Presidents' Day Seasonality

The US equity market will be closed on Monday in observance of the Presidents’ Day holiday. 

Since 1971 when the Uniform Monday Holiday Act set the third Monday in February, rather than on George Washington’s birthday (February 22nd) as the Federal holiday, equity market performance during the week of Presidents’ Day has been pretty mixed.  From the Friday before President’s Day through the Friday after, the S&P 500 has traded higher half the time for an average decline of 5 bps. 

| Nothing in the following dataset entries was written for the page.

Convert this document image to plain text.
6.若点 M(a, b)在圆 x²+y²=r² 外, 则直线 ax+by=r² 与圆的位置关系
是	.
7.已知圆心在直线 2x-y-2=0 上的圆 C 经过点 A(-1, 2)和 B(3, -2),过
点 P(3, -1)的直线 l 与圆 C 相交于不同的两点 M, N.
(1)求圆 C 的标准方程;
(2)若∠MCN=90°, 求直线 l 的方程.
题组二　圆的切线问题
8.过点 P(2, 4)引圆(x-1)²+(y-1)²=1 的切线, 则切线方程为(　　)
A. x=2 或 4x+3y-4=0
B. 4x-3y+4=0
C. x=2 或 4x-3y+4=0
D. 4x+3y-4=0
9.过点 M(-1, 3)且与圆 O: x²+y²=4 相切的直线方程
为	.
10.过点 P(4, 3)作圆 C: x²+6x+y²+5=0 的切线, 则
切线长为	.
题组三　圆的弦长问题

Taking a closer look, in the chart below we show the median returns by day for each trading day in Presidents’ week.  Tuesday and Thursday have both averaged declines of 13 bps and 7 bps, respectively.  Wednesday averages flat performance but the S&P 500 has only been higher 40% of the time.  Despite weakness throughout most of the week, equities have tended to catch a bid by week’s end with an average 6 bps gain on Friday with a move higher 58% of the time.

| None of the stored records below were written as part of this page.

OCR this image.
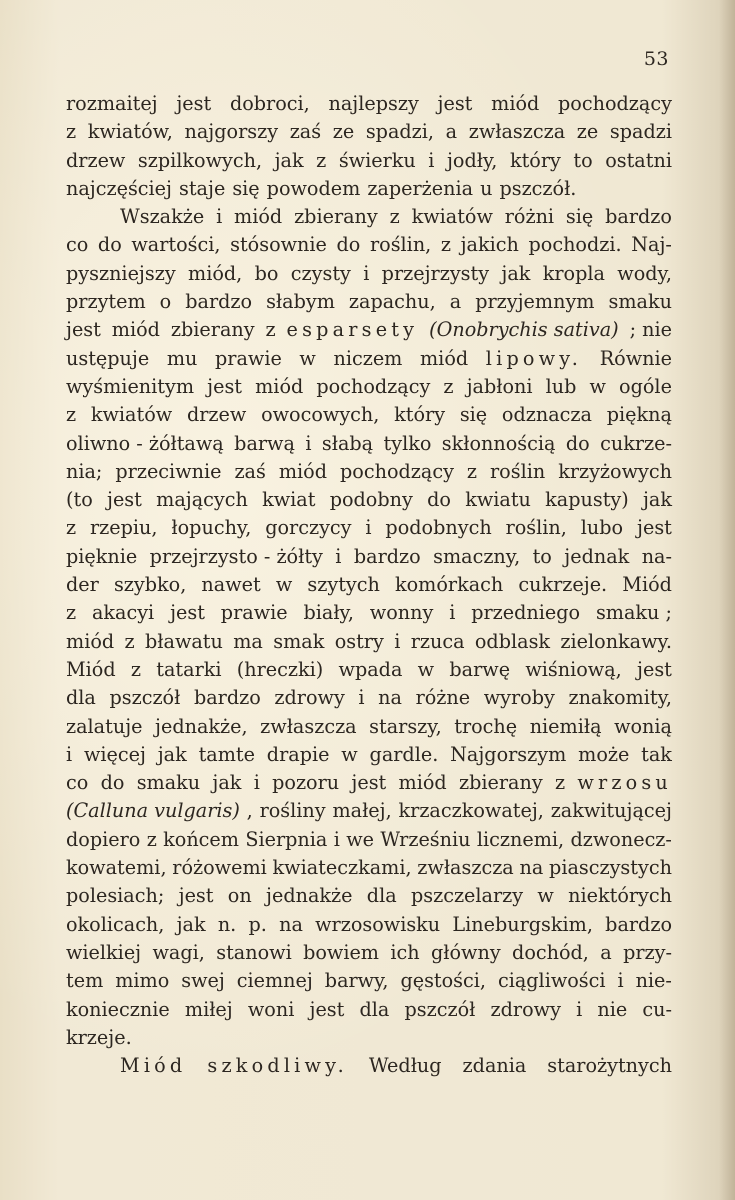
53
rozmaitej jest dobroci, najlepszy jest miód pochodzący
z kwiatów, najgorszy zaś ze spadzi, a zwłaszcza ze spadzi
drzew szpilkowych, jak z świerku i jodły, który to ostatni
najczęściej staje się powodem zaperżenia u pszczół.
Wszakże i miód zbierany z kwiatów różni się bardzo
co do wartości, stósownie do roślin, z jakich pochodzi. Naj-
pyszniejszy miód, bo czysty i przejrzysty jak kropla wody,
przytem o bardzo słabym zapachu, a przyjemnym smaku
jest miód zbierany z esparsety (Onobrychis sativa) ; nie
ustępuje mu prawie w niczem miód lipowy. Równie
wyśmienitym jest miód pochodzący z jabłoni lub w ogóle
z kwiatów drzew owocowych, który się odznacza piękną
oliwno - żółtawą barwą i słabą tylko skłonnością do cukrze-
nia; przeciwnie zaś miód pochodzący z roślin krzyżowych
(to jest mających kwiat podobny do kwiatu kapusty) jak
z rzepiu, łopuchy, gorczycy i podobnych roślin, lubo jest
pięknie przejrzysto - żółty i bardzo smaczny, to jednak na-
der szybko, nawet w szytych komórkach cukrzeje. Miód
z akacyi jest prawie biały, wonny i przedniego smaku ;
miód z bławatu ma smak ostry i rzuca odblask zielonkawy.
Miód z tatarki (hreczki) wpada w barwę wiśniową, jest
dla pszczół bardzo zdrowy i na różne wyroby znakomity,
zalatuje jednakże, zwłaszcza starszy, trochę niemiłą wonią
i więcej jak tamte drapie w gardle. Najgorszym może tak
co do smaku jak i pozoru jest miód zbierany z wrzosu
(Calluna vulgaris) , rośliny małej, krzaczkowatej, zakwitującej
dopiero z końcem Sierpnia i we Wrześniu licznemi, dzwonecz-
kowatemi, różowemi kwiateczkami, zwłaszcza na piasczystych
polesiach; jest on jednakże dla pszczelarzy w niektórych
okolicach, jak n. p. na wrzosowisku Lineburgskim, bardzo
wielkiej wagi, stanowi bowiem ich główny dochód, a przy-
tem mimo swej ciemnej barwy, gęstości, ciągliwości i nie-
koniecznie miłej woni jest dla pszczół zdrowy i nie cu-
krzeje.
Miód szkodliwy. Według zdania starożytnych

In the charts below, we show the average intraday performance of the S&P 500 during Presidents’ Day week since 1983 when our intraday data begins. We also include looks for years when the S&P 500 was up and down YTD headed into the holiday.  Again, the general pattern has been a steady drift lower until Friday when the S&P 500 has tended to rebound. 

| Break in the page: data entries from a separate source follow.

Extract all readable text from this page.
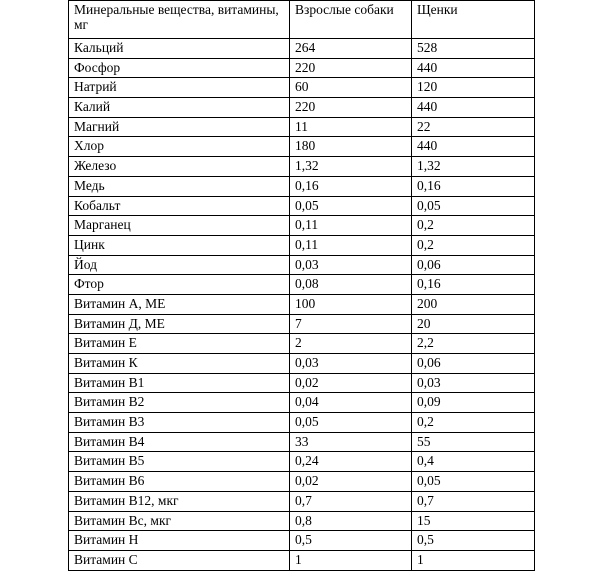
Минеральные вещества, витамины, мг	Взрослые собаки	Щенки
Кальций	264	528
Фосфор	220	440
Натрий	60	120
Калий	220	440
Магний	11	22
Хлор	180	440
Железо	1,32	1,32
Медь	0,16	0,16
Кобальт	0,05	0,05
Марганец	0,11	0,2
Цинк	0,11	0,2
Йод	0,03	0,06
Фтор	0,08	0,16
Витамин А, МЕ	100	200
Витамин Д, МЕ	7	20
Витамин Е	2	2,2
Витамин К	0,03	0,06
Витамин В1	0,02	0,03
Витамин В2	0,04	0,09
Витамин В3	0,05	0,2
Витамин В4	33	55
Витамин В5	0,24	0,4
Витамин В6	0,02	0,05
Витамин В12, мкг	0,7	0,7
Витамин Вс, мкг	0,8	15
Витамин Н	0,5	0,5
Витамин С	1	1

We would note that the Friday rebound is not an all-day event.  As shown, performance is pretty flat in the first several hours of trading with the biggest ramp higher occurring in the final of hours of tradings. That pattern is also consistent for both up and down years, though, in years that the S&P 500 was down YTD headed into the holiday there was a bit of a rebound midweek which was reversed by the end of the week.